In a previous blog post, I discussed what reporters look for when they dig into the data from the various COVID-19 vaccine clinical trials. That post covered the do’s, but it didn’t cover the red flags that reporters should watch for as well.
Vinay Prasad, M.D., a hematologist-oncologist and associate professor of medicine at the University of California, San Francisco, followed up his Twitter thread on what to look for with a list of common problems in vaccine clinical trials that journalists also should monitor:
- Cherry-picking a secondary endpoint when the primary is null: If the pre-specified endpoint is null (no statistically significant effect), researchers may try to play up a secondary endpoint in their abstract and press releases.

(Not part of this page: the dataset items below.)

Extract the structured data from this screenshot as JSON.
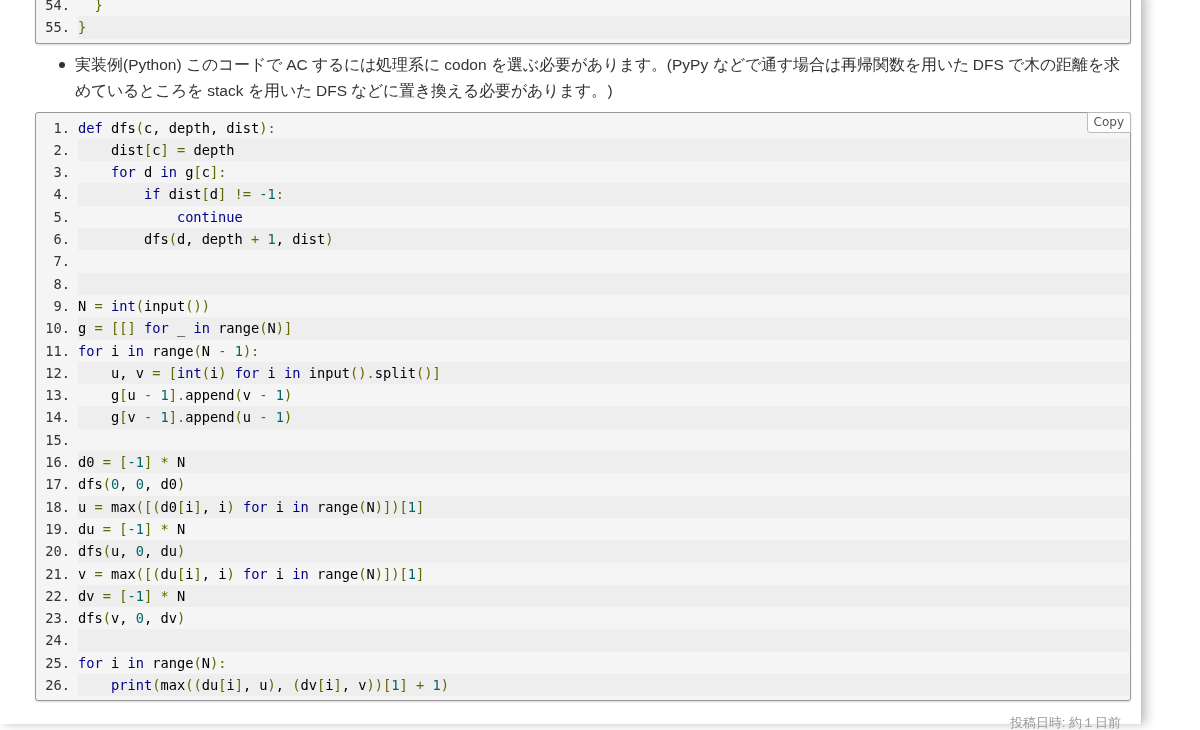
{
  "previous_code_block": {
    "lines": [
      {
        "number": "54.",
        "tokens": [
          {
            "kind": "punctuation",
            "text": "  }"
          }
        ]
      },
      {
        "number": "55.",
        "tokens": [
          {
            "kind": "punctuation",
            "text": "}"
          }
        ]
      }
    ]
  },
  "bullet": "実装例(Python) このコードで AC するには処理系に codon を選ぶ必要があります。(PyPy などで通す場合は再帰関数を用いた DFS で木の距離を求めているところを stack を用いた DFS などに置き換える必要があります。)",
  "code_block": {
    "copy_button": "Copy",
    "lines": [
      {
        "number": "1.",
        "tokens": [
          {
            "kind": "keyword",
            "text": "def"
          },
          {
            "kind": "plain",
            "text": " dfs"
          },
          {
            "kind": "punctuation",
            "text": "("
          },
          {
            "kind": "plain",
            "text": "c, depth, dist"
          },
          {
            "kind": "punctuation",
            "text": "):"
          }
        ]
      },
      {
        "number": "2.",
        "tokens": [
          {
            "kind": "plain",
            "text": "    dist"
          },
          {
            "kind": "punctuation",
            "text": "["
          },
          {
            "kind": "plain",
            "text": "c"
          },
          {
            "kind": "punctuation",
            "text": "] ="
          },
          {
            "kind": "plain",
            "text": " depth"
          }
        ]
      },
      {
        "number": "3.",
        "tokens": [
          {
            "kind": "keyword",
            "text": "    for"
          },
          {
            "kind": "plain",
            "text": " d "
          },
          {
            "kind": "keyword",
            "text": "in"
          },
          {
            "kind": "plain",
            "text": " g"
          },
          {
            "kind": "punctuation",
            "text": "["
          },
          {
            "kind": "plain",
            "text": "c"
          },
          {
            "kind": "punctuation",
            "text": "]:"
          }
        ]
      },
      {
        "number": "4.",
        "tokens": [
          {
            "kind": "keyword",
            "text": "        if"
          },
          {
            "kind": "plain",
            "text": " dist"
          },
          {
            "kind": "punctuation",
            "text": "["
          },
          {
            "kind": "plain",
            "text": "d"
          },
          {
            "kind": "punctuation",
            "text": "] != "
          },
          {
            "kind": "number",
            "text": "-1"
          },
          {
            "kind": "punctuation",
            "text": ":"
          }
        ]
      },
      {
        "number": "5.",
        "tokens": [
          {
            "kind": "keyword",
            "text": "            continue"
          }
        ]
      },
      {
        "number": "6.",
        "tokens": [
          {
            "kind": "plain",
            "text": "        dfs"
          },
          {
            "kind": "punctuation",
            "text": "("
          },
          {
            "kind": "plain",
            "text": "d, depth "
          },
          {
            "kind": "punctuation",
            "text": "+ "
          },
          {
            "kind": "number",
            "text": "1"
          },
          {
            "kind": "plain",
            "text": ", dist"
          },
          {
            "kind": "punctuation",
            "text": ")"
          }
        ]
      },
      {
        "number": "7."
      },
      {
        "number": "8."
      },
      {
        "number": "9.",
        "tokens": [
          {
            "kind": "plain",
            "text": "N "
          },
          {
            "kind": "punctuation",
            "text": "= "
          },
          {
            "kind": "keyword",
            "text": "int"
          },
          {
            "kind": "punctuation",
            "text": "("
          },
          {
            "kind": "plain",
            "text": "input"
          },
          {
            "kind": "punctuation",
            "text": "())"
          }
        ]
      },
      {
        "number": "10.",
        "tokens": [
          {
            "kind": "plain",
            "text": "g "
          },
          {
            "kind": "punctuation",
            "text": "= [[] "
          },
          {
            "kind": "keyword",
            "text": "for"
          },
          {
            "kind": "plain",
            "text": " _ "
          },
          {
            "kind": "keyword",
            "text": "in"
          },
          {
            "kind": "plain",
            "text": " range"
          },
          {
            "kind": "punctuation",
            "text": "("
          },
          {
            "kind": "plain",
            "text": "N"
          },
          {
            "kind": "punctuation",
            "text": ")]"
          }
        ]
      },
      {
        "number": "11.",
        "tokens": [
          {
            "kind": "keyword",
            "text": "for"
          },
          {
            "kind": "plain",
            "text": " i "
          },
          {
            "kind": "keyword",
            "text": "in"
          },
          {
            "kind": "plain",
            "text": " range"
          },
          {
            "kind": "punctuation",
            "text": "("
          },
          {
            "kind": "plain",
            "text": "N "
          },
          {
            "kind": "punctuation",
            "text": "- "
          },
          {
            "kind": "number",
            "text": "1"
          },
          {
            "kind": "punctuation",
            "text": "):"
          }
        ]
      },
      {
        "number": "12.",
        "tokens": [
          {
            "kind": "plain",
            "text": "    u, v "
          },
          {
            "kind": "punctuation",
            "text": "= ["
          },
          {
            "kind": "keyword",
            "text": "int"
          },
          {
            "kind": "punctuation",
            "text": "("
          },
          {
            "kind": "plain",
            "text": "i"
          },
          {
            "kind": "punctuation",
            "text": ") "
          },
          {
            "kind": "keyword",
            "text": "for"
          },
          {
            "kind": "plain",
            "text": " i "
          },
          {
            "kind": "keyword",
            "text": "in"
          },
          {
            "kind": "plain",
            "text": " input"
          },
          {
            "kind": "punctuation",
            "text": "()."
          },
          {
            "kind": "plain",
            "text": "split"
          },
          {
            "kind": "punctuation",
            "text": "()]"
          }
        ]
      },
      {
        "number": "13.",
        "tokens": [
          {
            "kind": "plain",
            "text": "    g"
          },
          {
            "kind": "punctuation",
            "text": "["
          },
          {
            "kind": "plain",
            "text": "u "
          },
          {
            "kind": "punctuation",
            "text": "- "
          },
          {
            "kind": "number",
            "text": "1"
          },
          {
            "kind": "punctuation",
            "text": "]."
          },
          {
            "kind": "plain",
            "text": "append"
          },
          {
            "kind": "punctuation",
            "text": "("
          },
          {
            "kind": "plain",
            "text": "v "
          },
          {
            "kind": "punctuation",
            "text": "- "
          },
          {
            "kind": "number",
            "text": "1"
          },
          {
            "kind": "punctuation",
            "text": ")"
          }
        ]
      },
      {
        "number": "14.",
        "tokens": [
          {
            "kind": "plain",
            "text": "    g"
          },
          {
            "kind": "punctuation",
            "text": "["
          },
          {
            "kind": "plain",
            "text": "v "
          },
          {
            "kind": "punctuation",
            "text": "- "
          },
          {
            "kind": "number",
            "text": "1"
          },
          {
            "kind": "punctuation",
            "text": "]."
          },
          {
            "kind": "plain",
            "text": "append"
          },
          {
            "kind": "punctuation",
            "text": "("
          },
          {
            "kind": "plain",
            "text": "u "
          },
          {
            "kind": "punctuation",
            "text": "- "
          },
          {
            "kind": "number",
            "text": "1"
          },
          {
            "kind": "punctuation",
            "text": ")"
          }
        ]
      },
      {
        "number": "15."
      },
      {
        "number": "16.",
        "tokens": [
          {
            "kind": "plain",
            "text": "d0 "
          },
          {
            "kind": "punctuation",
            "text": "= ["
          },
          {
            "kind": "number",
            "text": "-1"
          },
          {
            "kind": "punctuation",
            "text": "] * "
          },
          {
            "kind": "plain",
            "text": "N"
          }
        ]
      },
      {
        "number": "17.",
        "tokens": [
          {
            "kind": "plain",
            "text": "dfs"
          },
          {
            "kind": "punctuation",
            "text": "("
          },
          {
            "kind": "number",
            "text": "0"
          },
          {
            "kind": "plain",
            "text": ", "
          },
          {
            "kind": "number",
            "text": "0"
          },
          {
            "kind": "plain",
            "text": ", d0"
          },
          {
            "kind": "punctuation",
            "text": ")"
          }
        ]
      },
      {
        "number": "18.",
        "tokens": [
          {
            "kind": "plain",
            "text": "u "
          },
          {
            "kind": "punctuation",
            "text": "= "
          },
          {
            "kind": "plain",
            "text": "max"
          },
          {
            "kind": "punctuation",
            "text": "([("
          },
          {
            "kind": "plain",
            "text": "d0"
          },
          {
            "kind": "punctuation",
            "text": "["
          },
          {
            "kind": "plain",
            "text": "i"
          },
          {
            "kind": "punctuation",
            "text": "]"
          },
          {
            "kind": "plain",
            "text": ", i"
          },
          {
            "kind": "punctuation",
            "text": ") "
          },
          {
            "kind": "keyword",
            "text": "for"
          },
          {
            "kind": "plain",
            "text": " i "
          },
          {
            "kind": "keyword",
            "text": "in"
          },
          {
            "kind": "plain",
            "text": " range"
          },
          {
            "kind": "punctuation",
            "text": "("
          },
          {
            "kind": "plain",
            "text": "N"
          },
          {
            "kind": "punctuation",
            "text": ")])["
          },
          {
            "kind": "number",
            "text": "1"
          },
          {
            "kind": "punctuation",
            "text": "]"
          }
        ]
      },
      {
        "number": "19.",
        "tokens": [
          {
            "kind": "plain",
            "text": "du "
          },
          {
            "kind": "punctuation",
            "text": "= ["
          },
          {
            "kind": "number",
            "text": "-1"
          },
          {
            "kind": "punctuation",
            "text": "] * "
          },
          {
            "kind": "plain",
            "text": "N"
          }
        ]
      },
      {
        "number": "20.",
        "tokens": [
          {
            "kind": "plain",
            "text": "dfs"
          },
          {
            "kind": "punctuation",
            "text": "("
          },
          {
            "kind": "plain",
            "text": "u, "
          },
          {
            "kind": "number",
            "text": "0"
          },
          {
            "kind": "plain",
            "text": ", du"
          },
          {
            "kind": "punctuation",
            "text": ")"
          }
        ]
      },
      {
        "number": "21.",
        "tokens": [
          {
            "kind": "plain",
            "text": "v "
          },
          {
            "kind": "punctuation",
            "text": "= "
          },
          {
            "kind": "plain",
            "text": "max"
          },
          {
            "kind": "punctuation",
            "text": "([("
          },
          {
            "kind": "plain",
            "text": "du"
          },
          {
            "kind": "punctuation",
            "text": "["
          },
          {
            "kind": "plain",
            "text": "i"
          },
          {
            "kind": "punctuation",
            "text": "]"
          },
          {
            "kind": "plain",
            "text": ", i"
          },
          {
            "kind": "punctuation",
            "text": ") "
          },
          {
            "kind": "keyword",
            "text": "for"
          },
          {
            "kind": "plain",
            "text": " i "
          },
          {
            "kind": "keyword",
            "text": "in"
          },
          {
            "kind": "plain",
            "text": " range"
          },
          {
            "kind": "punctuation",
            "text": "("
          },
          {
            "kind": "plain",
            "text": "N"
          },
          {
            "kind": "punctuation",
            "text": ")])["
          },
          {
            "kind": "number",
            "text": "1"
          },
          {
            "kind": "punctuation",
            "text": "]"
          }
        ]
      },
      {
        "number": "22.",
        "tokens": [
          {
            "kind": "plain",
            "text": "dv "
          },
          {
            "kind": "punctuation",
            "text": "= ["
          },
          {
            "kind": "number",
            "text": "-1"
          },
          {
            "kind": "punctuation",
            "text": "] * "
          },
          {
            "kind": "plain",
            "text": "N"
          }
        ]
      },
      {
        "number": "23.",
        "tokens": [
          {
            "kind": "plain",
            "text": "dfs"
          },
          {
            "kind": "punctuation",
            "text": "("
          },
          {
            "kind": "plain",
            "text": "v, "
          },
          {
            "kind": "number",
            "text": "0"
          },
          {
            "kind": "plain",
            "text": ", dv"
          },
          {
            "kind": "punctuation",
            "text": ")"
          }
        ]
      },
      {
        "number": "24."
      },
      {
        "number": "25.",
        "tokens": [
          {
            "kind": "keyword",
            "text": "for"
          },
          {
            "kind": "plain",
            "text": " i "
          },
          {
            "kind": "keyword",
            "text": "in"
          },
          {
            "kind": "plain",
            "text": " range"
          },
          {
            "kind": "punctuation",
            "text": "("
          },
          {
            "kind": "plain",
            "text": "N"
          },
          {
            "kind": "punctuation",
            "text": "):"
          }
        ]
      },
      {
        "number": "26.",
        "tokens": [
          {
            "kind": "keyword",
            "text": "    print"
          },
          {
            "kind": "punctuation",
            "text": "("
          },
          {
            "kind": "plain",
            "text": "max"
          },
          {
            "kind": "punctuation",
            "text": "(("
          },
          {
            "kind": "plain",
            "text": "du"
          },
          {
            "kind": "punctuation",
            "text": "["
          },
          {
            "kind": "plain",
            "text": "i"
          },
          {
            "kind": "punctuation",
            "text": "]"
          },
          {
            "kind": "plain",
            "text": ", u"
          },
          {
            "kind": "punctuation",
            "text": ")"
          },
          {
            "kind": "plain",
            "text": ", "
          },
          {
            "kind": "punctuation",
            "text": "("
          },
          {
            "kind": "plain",
            "text": "dv"
          },
          {
            "kind": "punctuation",
            "text": "["
          },
          {
            "kind": "plain",
            "text": "i"
          },
          {
            "kind": "punctuation",
            "text": "]"
          },
          {
            "kind": "plain",
            "text": ", v"
          },
          {
            "kind": "punctuation",
            "text": "))["
          },
          {
            "kind": "number",
            "text": "1"
          },
          {
            "kind": "punctuation",
            "text": "] + "
          },
          {
            "kind": "number",
            "text": "1"
          },
          {
            "kind": "punctuation",
            "text": ")"
          }
        ]
      }
    ]
  },
  "posted": "投稿日時: 約１日前"
}
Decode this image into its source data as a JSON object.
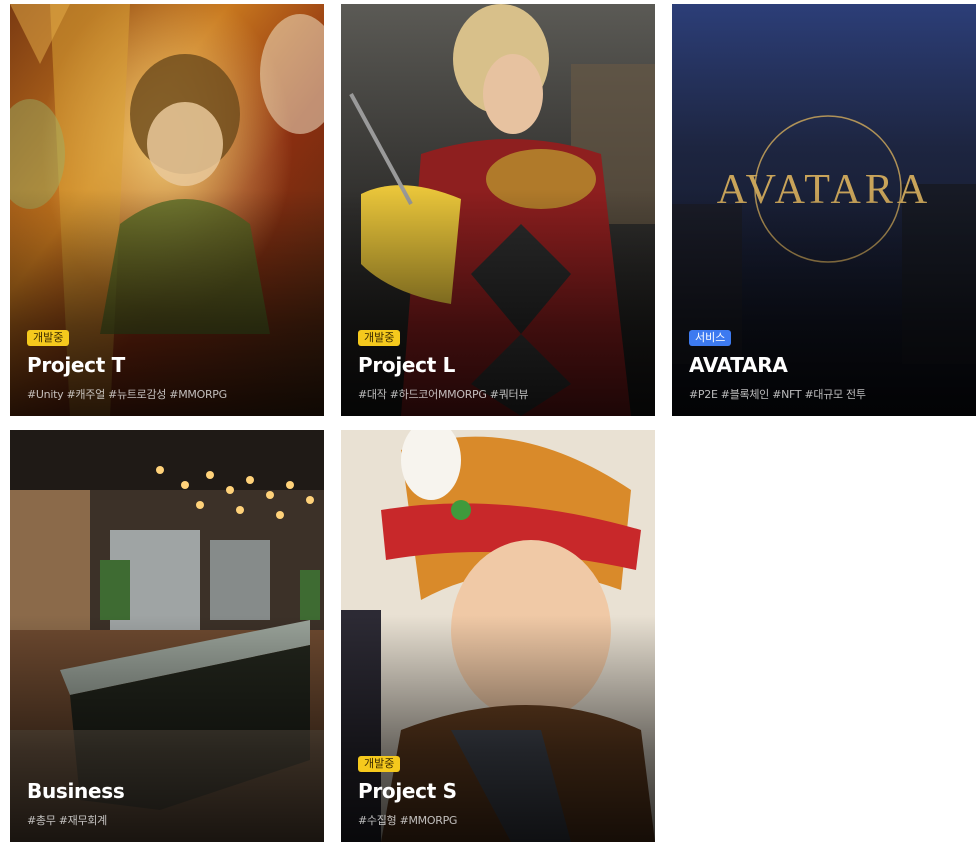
{
  "cards": [
    {
      "badge": "개발중",
      "badge_type": "dev",
      "title": "Project T",
      "tags": "#Unity #캐주얼 #뉴트로감성 #MMORPG"
    },
    {
      "badge": "개발중",
      "badge_type": "dev",
      "title": "Project L",
      "tags": "#대작 #하드코어MMORPG #쿼터뷰"
    },
    {
      "badge": "서비스",
      "badge_type": "service",
      "title": "AVATARA",
      "tags": "#P2E #블록체인 #NFT #대규모 전투",
      "logo_text": "AVATARA"
    },
    {
      "title": "Business",
      "tags": "#총무 #재무회계"
    },
    {
      "badge": "개발중",
      "badge_type": "dev",
      "title": "Project S",
      "tags": "#수집형 #MMORPG"
    }
  ],
  "colors": {
    "badge_dev": "#f5c91d",
    "badge_service": "#3d7af0",
    "avatara_gold": "#c9a45a"
  }
}
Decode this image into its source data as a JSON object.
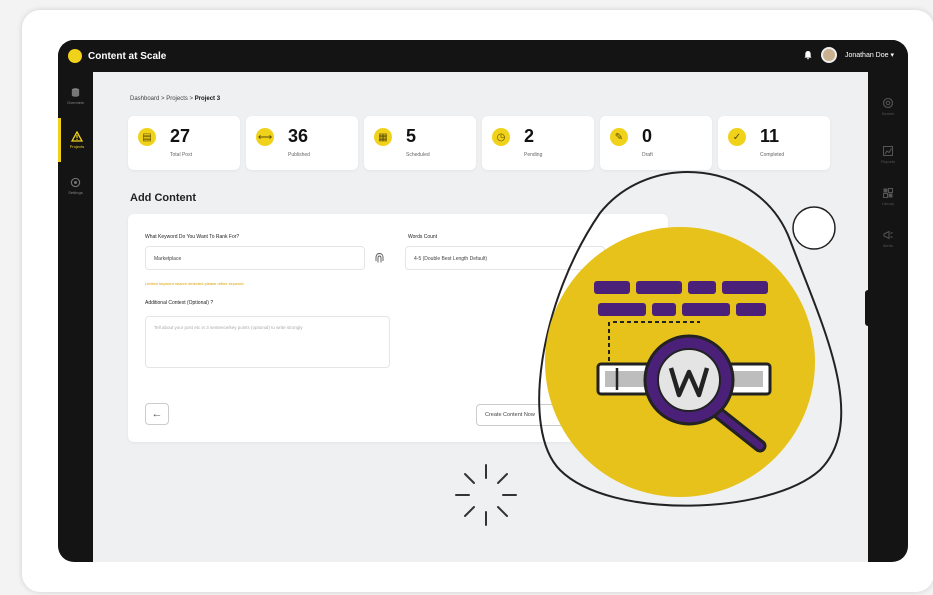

- Underpowered/low event rate used as an excuse for null trial: If the trial doesn’t return positive results, it might be due to an underpowered trial or too few events (especially safety events) to calculate the effect size. Note that it should have been powered adequately to begin with. Ask one of your outside sources, ideally a biostatistician. This is doubly true for safety signals. If a particular adverse event occurs a few times more in the vaccine arm than the placebo arm but not enough to calculate the odds, this may be something to investigate further.
- Improper or dubious collection or presentation of harm data: Check with outside sources to make sure the safety analysis is as robust as it should be.
- Multiple looks at the data without penalty: If researchers slice and dice the data too many times too many ways, they can end up with at least one “statistically significant” result that probably isn’t statistically significant, simply by virtue of having done so many calculations. This can become a form of p-hacking, intentional or unintentional, unless the researchers explicitly adjust for multiple calculations. One method of doing this is a Bonferroni correction, but that’s just one example and isn’t appropriate for all scenarios.
- Botched long-term follow-up: It’s essential to gather long-term data on a vaccine’s safety and effectiveness, but that only can happen if researchers appropriately continue tracking participants in the original clinical trials in addition to any post-licensure trials. For example, the original cohorts enrolled in the HPV vaccine clinical trials before the vaccine was approved continue to be followed to assess effectiveness.